Steyn On Fire
Mark Steyn gave an inspired talk at Michigan's Hillsdale College, a private school my parents used to go to in the summers for their lecture series. An excerpt:
In most of the developed world, the state has gradually annexed all the responsibilities of adulthood--health care, child care, care of the elderly--to the point where it's effectively severed its citizens from humanity's primal instincts, not least the survival instinct.
...Europe's addiction to big government, unaffordable entitlements, cradle-to-grave welfare, and a dependence on mass immigration needed to sustain it has become an existential threat to some of the oldest nation-states in the world.
And now the last holdout, the United States, is embarking on the same grim path: After the President unveiled his budget, I heard Americans complain, oh, it's another Jimmy Carter, or LBJ's Great Society, or the new New Deal. You should be so lucky. Those nickel-and-dime comparisons barely begin to encompass the wholesale Europeanization that's underway. The 44th president's multi-trillion-dollar budget, the first of many, adds more to the national debt than all the previous 43 presidents combined, from George Washington to George Dubya.
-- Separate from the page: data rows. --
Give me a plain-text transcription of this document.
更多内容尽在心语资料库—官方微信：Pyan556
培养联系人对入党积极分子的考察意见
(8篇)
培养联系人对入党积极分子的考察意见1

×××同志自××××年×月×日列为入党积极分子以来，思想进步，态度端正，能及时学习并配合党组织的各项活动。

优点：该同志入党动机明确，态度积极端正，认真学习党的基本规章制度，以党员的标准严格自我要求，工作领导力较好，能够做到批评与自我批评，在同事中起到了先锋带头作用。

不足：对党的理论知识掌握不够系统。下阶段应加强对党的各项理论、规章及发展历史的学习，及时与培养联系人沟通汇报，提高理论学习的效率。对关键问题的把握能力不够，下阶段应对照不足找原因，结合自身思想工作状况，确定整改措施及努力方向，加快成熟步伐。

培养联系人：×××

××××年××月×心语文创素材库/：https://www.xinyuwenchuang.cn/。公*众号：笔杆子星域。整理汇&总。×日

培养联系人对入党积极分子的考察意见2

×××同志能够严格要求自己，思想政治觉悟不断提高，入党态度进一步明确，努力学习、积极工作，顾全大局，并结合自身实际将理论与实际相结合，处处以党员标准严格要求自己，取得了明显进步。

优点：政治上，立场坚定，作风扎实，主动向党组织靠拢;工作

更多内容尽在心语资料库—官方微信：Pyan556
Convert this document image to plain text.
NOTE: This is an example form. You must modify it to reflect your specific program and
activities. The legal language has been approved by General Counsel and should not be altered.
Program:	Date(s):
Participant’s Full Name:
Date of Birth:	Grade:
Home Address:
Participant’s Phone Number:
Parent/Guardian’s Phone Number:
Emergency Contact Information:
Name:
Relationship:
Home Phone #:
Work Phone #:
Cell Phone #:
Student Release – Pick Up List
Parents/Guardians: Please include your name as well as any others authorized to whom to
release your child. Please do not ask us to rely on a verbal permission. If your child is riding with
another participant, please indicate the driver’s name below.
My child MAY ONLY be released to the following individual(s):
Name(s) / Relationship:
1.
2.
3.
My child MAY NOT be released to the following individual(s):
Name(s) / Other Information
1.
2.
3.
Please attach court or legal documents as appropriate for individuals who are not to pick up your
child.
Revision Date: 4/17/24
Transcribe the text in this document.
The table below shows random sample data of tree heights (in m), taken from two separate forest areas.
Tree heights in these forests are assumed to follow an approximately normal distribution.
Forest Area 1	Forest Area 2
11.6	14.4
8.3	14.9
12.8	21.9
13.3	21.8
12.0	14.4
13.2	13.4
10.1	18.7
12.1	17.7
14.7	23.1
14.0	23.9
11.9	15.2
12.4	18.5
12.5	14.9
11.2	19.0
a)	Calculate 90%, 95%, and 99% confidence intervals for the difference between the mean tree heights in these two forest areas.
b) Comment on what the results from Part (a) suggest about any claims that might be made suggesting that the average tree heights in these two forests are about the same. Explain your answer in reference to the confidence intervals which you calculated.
The President wants Europeanized health care, Europeanized daycare, Europeanized education, and, as the Europeans have discovered, even with Europeanized tax rates you can't make that math add up. In Sweden, state spending accounts for 54% of GDP. In America, it was 34%--ten years ago. Today, it's about 40%. In four years' time, that number will be trending very Swede-like.
But forget the money, the deficit, the debt, the big numbers with the 12 zeroes on the end of them. So-called fiscal conservatives often miss the point. The problem isn't the cost. These programs would still be wrong even if Bill Gates wrote a check to cover them each month. They're wrong because they deform the relationship between the citizen and the state. Even if there were no financial consequences, the moral and even spiritual consequences would still be fatal. That's the stage where Europe is.
I don't understand why people can find giving up their autonomy and being bled for tax dollars so attractive. Well, I do -- it's the antithesis of the entrepreneurial spirit -- it's the delusion that government will take care of you better than you can. It's those who don't really understand government and what's possible who can cling to that delusion.
Gregg and I had dinner with my wonderful, brilliant friend Barb Oakley, an engineering prof from Michigan's Oakland University, and her husband Philip last night. At one point, Barb, who worked as a translator on a Russian trawler in the Bering Sea, was noting that the people who find communism or socialism appealing are those who have zero experience with it. I think she's right -- it's like the lettuce-for-brains types running around in Che shirts.
I have a few friends who are Russian and one friend who's Cuban, and if you think they have any sort of sentimentality or anything but loathing for communism and all it brings with it, you're out of your gourd.
And about Barb, if you want a great read, pick up her book Evil Genes: Why Rome Fell, Hitler Rose, Enron Failed, and My Sister Stole My Mother's Boyfriend. I have 30 more pages to go, and it's absolutely fantastic science writing, plus history and family intrigue.